Josie Keefe: “Ask for things. Imagine yourself doing bigger things and then you’ll get those opportunities.” When I was younger, I used to think opportunities would come and then you would make stuff, but it’s usually the other way around: You have to show people you can do something first, and then they’ll ask for something else. So, just thinking big first.

Phyllis Ma: I think it’s so easy to feel broke and freaked out by money—in New York, especially. Our friend told us to not think about money emotionally, because thinking you’re broke doesn’t really help you, but making a plan does. Like, “Oh, I don’t have the money to do this tomorrow, but in six months, I will have the money.” She also asked us to think, “What are we doing in three months? What are we doing in six months? One year? Five years? Ten years?” It was actually really useful to just say it out loud, even if it doesn’t feel realistic.

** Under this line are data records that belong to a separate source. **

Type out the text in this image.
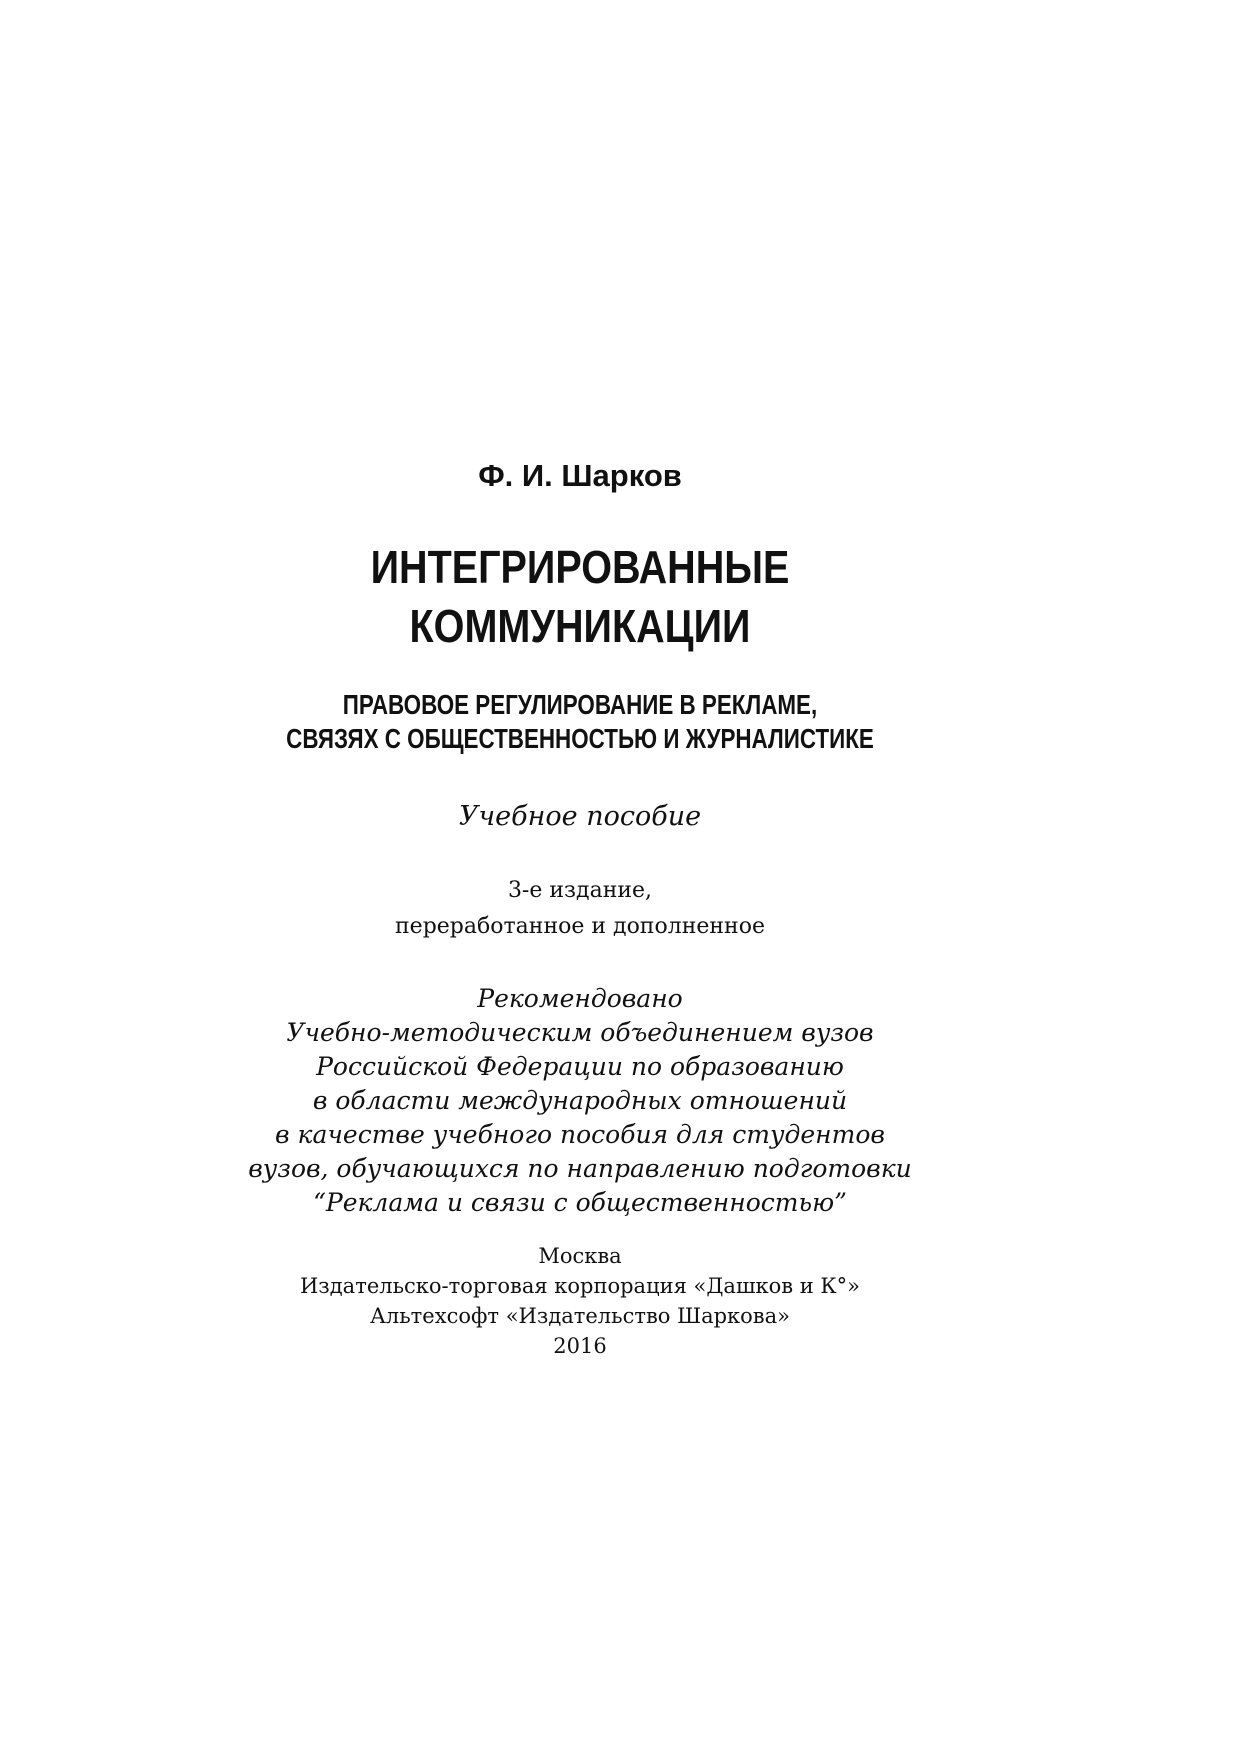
Ф. И. Шарков
ИНТЕГРИРОВАННЫЕ
КОММУНИКАЦИИ
ПРАВОВОЕ РЕГУЛИРОВАНИЕ В РЕКЛАМЕ,
СВЯЗЯХ С ОБЩЕСТВЕННОСТЬЮ И ЖУРНАЛИСТИКЕ
Учебное пособие
3-е издание,
переработанное и дополненное
Рекомендовано
Учебно-методическим объединением вузов
Российской Федерации по образованию
в области международных отношений
в качестве учебного пособия для студентов
вузов, обучающихся по направлению подготовки
“Реклама и связи с общественностью”
Москва
Издательско-торговая корпорация «Дашков и К°»
Альтехсофт «Издательство Шаркова»
2016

Josie Keefe: I’ve always had this idea, like, “The people who have five-year plans are boring. That’s for accountants.” But you do have to be a good business person to succeed creatively. It’s hard. You have to put yourself out there, you have to put yourself in front of people. You can’t wait for things to come to you. You have to really be like, “No, I’m really good at this thing, let me show you.”

Recommended by LAZY MOM:

  • Vintage Betty Crocker cookbooks and recipe cards. Color photography was still really expensive in the ‘50s, and cookbooks only had a few photographs in them, so an incredible amount of care went into each image. Everything is meticulously arranged. They are beautiful, but each recipe looks pretty disgusting. Our favorite is milk chicken with bananas on top.

  • Food Bazaar supermarkets. Is a 15-foot tall tower of cans a work of art? Shouldn’t it be?

  • Jan Svankmajer’s meat animations. Cute, creepy, funny, and gross.

  • Gaffer’s tape. Can solve 90 percent of your problems.

  • Surfing the Rockaways. Don’t forget New York is a beach town, and visiting the ocean is the perfect antidote to the stress of the city. LAZY MOM was conceived on the way back from the beach.